Solo tre settimane di tempo. D’altra parte Michal non può più tornare indietro: ha già tutto pronto, il vestito da sposa, la casa, perfino la sala del ricevimento prenotata. Al marito penserà il Signore, riempiendo il vuoto, la solitudine e il bisogno di cure e d’amore della giovine donna delusa: anche se il Rabbino l’avverte che sperare nei miracoli contrasta una corretta visione religiosa. Ovunque siano ragione e motivazioni, la ricerca resta proibitiva. A mano a mano che scorrono i giorni cadono come birilli speranze, pretendenti  e candidati stravaganti o improbabili, l’ultimo addirittura un cantante pop, ma l’appuntamento col matrimonio resta quello e chissà se il miracolo avverrà.
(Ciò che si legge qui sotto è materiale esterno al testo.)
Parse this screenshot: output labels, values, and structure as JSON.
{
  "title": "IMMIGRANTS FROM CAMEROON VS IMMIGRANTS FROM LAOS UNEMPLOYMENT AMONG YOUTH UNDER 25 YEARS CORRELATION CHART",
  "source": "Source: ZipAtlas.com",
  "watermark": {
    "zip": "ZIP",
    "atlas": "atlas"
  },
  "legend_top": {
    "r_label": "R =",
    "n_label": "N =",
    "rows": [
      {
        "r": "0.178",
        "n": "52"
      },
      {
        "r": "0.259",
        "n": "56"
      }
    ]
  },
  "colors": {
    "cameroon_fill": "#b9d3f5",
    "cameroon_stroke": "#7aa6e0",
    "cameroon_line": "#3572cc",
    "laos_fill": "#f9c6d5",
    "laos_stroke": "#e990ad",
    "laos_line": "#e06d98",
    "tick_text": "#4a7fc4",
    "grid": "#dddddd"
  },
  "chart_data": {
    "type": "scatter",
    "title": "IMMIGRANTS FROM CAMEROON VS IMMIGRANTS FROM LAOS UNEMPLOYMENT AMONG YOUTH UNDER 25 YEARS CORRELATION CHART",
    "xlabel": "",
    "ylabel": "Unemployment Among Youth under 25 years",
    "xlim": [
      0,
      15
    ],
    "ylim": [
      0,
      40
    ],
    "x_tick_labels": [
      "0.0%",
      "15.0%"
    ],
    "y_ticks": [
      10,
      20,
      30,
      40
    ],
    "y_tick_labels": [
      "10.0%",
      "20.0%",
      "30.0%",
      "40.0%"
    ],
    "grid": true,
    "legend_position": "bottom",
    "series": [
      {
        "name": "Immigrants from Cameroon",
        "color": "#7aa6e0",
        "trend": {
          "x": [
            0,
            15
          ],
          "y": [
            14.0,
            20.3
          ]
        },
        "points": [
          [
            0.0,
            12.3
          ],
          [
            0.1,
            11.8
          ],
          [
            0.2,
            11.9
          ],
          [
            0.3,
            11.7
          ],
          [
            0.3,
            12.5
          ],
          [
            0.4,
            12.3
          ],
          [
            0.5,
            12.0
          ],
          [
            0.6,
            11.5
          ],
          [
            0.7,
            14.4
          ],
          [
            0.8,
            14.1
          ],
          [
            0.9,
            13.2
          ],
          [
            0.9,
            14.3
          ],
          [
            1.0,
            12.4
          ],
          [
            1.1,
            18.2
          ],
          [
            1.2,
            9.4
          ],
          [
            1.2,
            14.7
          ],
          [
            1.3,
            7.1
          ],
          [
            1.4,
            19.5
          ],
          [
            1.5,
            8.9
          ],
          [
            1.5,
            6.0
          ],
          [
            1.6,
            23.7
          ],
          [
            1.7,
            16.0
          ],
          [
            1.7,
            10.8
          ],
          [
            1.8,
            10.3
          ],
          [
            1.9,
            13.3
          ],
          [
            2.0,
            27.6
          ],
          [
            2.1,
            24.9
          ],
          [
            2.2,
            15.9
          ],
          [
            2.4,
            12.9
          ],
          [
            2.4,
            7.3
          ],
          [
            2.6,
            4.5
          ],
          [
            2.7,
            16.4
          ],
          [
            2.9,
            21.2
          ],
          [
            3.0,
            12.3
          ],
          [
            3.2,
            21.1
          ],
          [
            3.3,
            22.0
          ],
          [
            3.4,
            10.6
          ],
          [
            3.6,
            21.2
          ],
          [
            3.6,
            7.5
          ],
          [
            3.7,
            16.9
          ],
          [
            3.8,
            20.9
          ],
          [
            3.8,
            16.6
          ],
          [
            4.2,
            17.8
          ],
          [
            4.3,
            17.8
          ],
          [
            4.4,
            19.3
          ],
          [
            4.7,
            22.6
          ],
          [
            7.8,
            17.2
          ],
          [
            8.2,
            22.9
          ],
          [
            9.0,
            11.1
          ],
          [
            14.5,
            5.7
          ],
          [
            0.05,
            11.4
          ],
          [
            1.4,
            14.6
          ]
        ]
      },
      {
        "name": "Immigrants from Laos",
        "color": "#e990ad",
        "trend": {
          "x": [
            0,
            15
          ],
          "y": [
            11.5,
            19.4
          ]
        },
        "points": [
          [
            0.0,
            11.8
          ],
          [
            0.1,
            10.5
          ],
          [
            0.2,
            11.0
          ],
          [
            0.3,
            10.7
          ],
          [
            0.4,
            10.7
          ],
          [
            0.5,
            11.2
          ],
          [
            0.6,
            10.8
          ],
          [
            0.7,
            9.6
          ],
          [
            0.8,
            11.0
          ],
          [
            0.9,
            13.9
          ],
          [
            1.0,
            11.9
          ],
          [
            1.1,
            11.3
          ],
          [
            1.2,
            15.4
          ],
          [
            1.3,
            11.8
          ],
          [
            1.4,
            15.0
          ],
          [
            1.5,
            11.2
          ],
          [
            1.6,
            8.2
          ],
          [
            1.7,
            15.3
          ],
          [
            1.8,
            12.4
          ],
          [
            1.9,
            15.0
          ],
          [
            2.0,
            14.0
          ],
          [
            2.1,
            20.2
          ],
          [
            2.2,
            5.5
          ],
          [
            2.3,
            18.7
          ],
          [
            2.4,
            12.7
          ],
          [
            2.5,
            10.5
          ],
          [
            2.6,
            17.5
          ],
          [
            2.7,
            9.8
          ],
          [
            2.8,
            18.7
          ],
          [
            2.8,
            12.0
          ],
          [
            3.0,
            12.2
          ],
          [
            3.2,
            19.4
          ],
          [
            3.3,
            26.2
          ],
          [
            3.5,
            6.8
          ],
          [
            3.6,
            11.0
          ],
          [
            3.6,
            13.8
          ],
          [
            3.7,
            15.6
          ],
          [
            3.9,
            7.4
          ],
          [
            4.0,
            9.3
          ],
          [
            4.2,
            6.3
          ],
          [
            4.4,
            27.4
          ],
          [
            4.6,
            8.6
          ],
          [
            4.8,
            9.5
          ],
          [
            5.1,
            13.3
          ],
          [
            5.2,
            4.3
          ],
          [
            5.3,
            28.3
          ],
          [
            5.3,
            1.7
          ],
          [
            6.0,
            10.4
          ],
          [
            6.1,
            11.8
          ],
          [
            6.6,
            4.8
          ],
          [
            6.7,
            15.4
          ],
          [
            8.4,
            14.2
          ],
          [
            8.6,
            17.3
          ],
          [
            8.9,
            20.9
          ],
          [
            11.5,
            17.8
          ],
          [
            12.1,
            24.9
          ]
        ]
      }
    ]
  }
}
Contenitore di emozioni, spiritualità e sensi secondi

Un film eccentrico, prismatico, per molti versi raffinatissimo. Si sarebbe tentati di classificarlo – riduttivamente – una commedia romantica, plausibilmente volta al femminile  (sono tutte di donne o quasi le presenze costruttive e benigne attorno a Michal) o, scioccamente peggio, di pieghe femministe. E sarebbe come liquidarlo tra i tanti. Invece Rama Burshstein, con i toni smorzati e un tocco incredibilmente lieve eppure capace d’infiltrazione profonda, perfino viscerale, trasferisce al suo fertile personaggio (subime attrice è Noa Koler) un tale carico di emozioni, spiritualità e sensi secondi da imporne costantemente le caratteristiche di grande contenitore per sentimenti e sfumature.
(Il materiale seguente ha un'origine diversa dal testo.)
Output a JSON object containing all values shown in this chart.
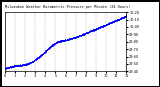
{
  "title": "Milwaukee Weather Barometric Pressure per Minute (24 Hours)",
  "background_color": "#ffffff",
  "plot_bg_color": "#ffffff",
  "dot_color": "#0000ff",
  "highlight_color": "#0000ff",
  "grid_color": "#aaaaaa",
  "border_color": "#000000",
  "y_min": 29.4,
  "y_max": 30.2,
  "x_min": 0,
  "x_max": 1440,
  "pressure_start": 29.45,
  "pressure_end": 30.15,
  "ytick_labels": [
    "29.40",
    "29.50",
    "29.60",
    "29.70",
    "29.80",
    "29.90",
    "30.00",
    "30.10",
    "30.20"
  ],
  "ytick_values": [
    29.4,
    29.5,
    29.6,
    29.7,
    29.8,
    29.9,
    30.0,
    30.1,
    30.2
  ],
  "xtick_positions": [
    0,
    120,
    240,
    360,
    480,
    600,
    720,
    840,
    960,
    1080,
    1200,
    1320,
    1440
  ],
  "xtick_labels": [
    "0",
    "1",
    "2",
    "3",
    "4",
    "5",
    "6",
    "7",
    "8",
    "9",
    "10",
    "11",
    "12"
  ]
}
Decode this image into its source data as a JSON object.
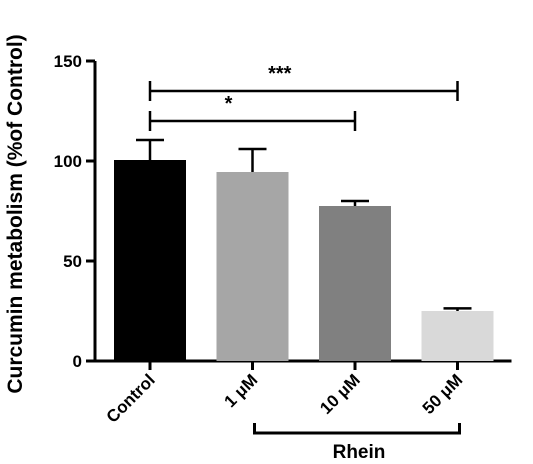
{
  "chart_data": {
    "type": "bar",
    "title": "",
    "xlabel": "",
    "ylabel": "Curcumin metabolism (%of Control)",
    "ylim": [
      0,
      150
    ],
    "yticks": [
      0,
      50,
      100,
      150
    ],
    "grid": false,
    "categories": [
      "Control",
      "1 μM",
      "10 μM",
      "50 μM"
    ],
    "values": [
      100.5,
      94.5,
      77.5,
      25
    ],
    "error_upper": [
      110.5,
      106,
      80,
      26.3
    ],
    "bar_colors": [
      "#000000",
      "#a6a6a6",
      "#808080",
      "#d9d9d9"
    ],
    "group": {
      "label": "Rhein",
      "categories": [
        "1 μM",
        "10 μM",
        "50 μM"
      ]
    },
    "significance": [
      {
        "from": "Control",
        "to": "10 μM",
        "label": "*",
        "y": 120
      },
      {
        "from": "Control",
        "to": "50 μM",
        "label": "***",
        "y": 135
      }
    ]
  }
}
Un intrigante gioco d’azzardo con il destino

Dietro la sua Fede caparbia e l’inflessibilità che sembrano a momenti ostacolare approcci e rapporti, c’è difatti un mondo di bontà, prodigalità e semplicità che conduce alla grandezza. Il marito per lei rappresenta la normalità, l’amore e il rispetto (non la rispettabilità) sociale. Questo, da raggiungere nell’ortodossia religiosa, è tutto ciò che vuole: da agguantare a costo di portare fino in fondo il suo stravagante gioco d’azzardo col destino. È dolce Michal, , non bellissima, appena rotondetta e di gusti un po’ kitsch nell’abbigliarsi, si circonda di animali da mostrare ai bambini – tra i tanti nientemeno che un serpente – perché ha una fattoria didattica e gira col suo furgone zoologico per le scuole, è ingenua e romantica, insegue gli accordi e le armonie tra la vita e la fede. Senza difesa, senza rete. Quasi a metà strada – ma come idea soltanto - tra la Merlettaia di Claude Goretta e la Bridget Jones di Sharon Maguire/Helen Fielding

Ancora un buon motivo per amare la signorina Michal

Di qui tutta la bellezza di questo personaggio e, in definitiva, del film che lo genera e al medesimo tempo ne deriva. Perché se da una parte il pazzo andare della storia, così come la ordisce Michal, trascina nelle amenità di una intelligente trovata di sceneggiatura e di un suo incipit che già faranno gola ai cacciatori di remake, dall’altra parte esplora il cuore e la mente della protagonista disegnando con amorevolezza, premura  e discrezione un carattere di rara intensità. Insomma difficile non voler bene a Michal, che pasticcia e sbaglia mira – anche per troppa sincerità - negl’incontri, a volte comici, con i possibili candidati al matrimonio. E che romanticamente insegue un sogno di felicità riuscendo addirittura a commuovere con la grazia della sua disperazione. Che finezza.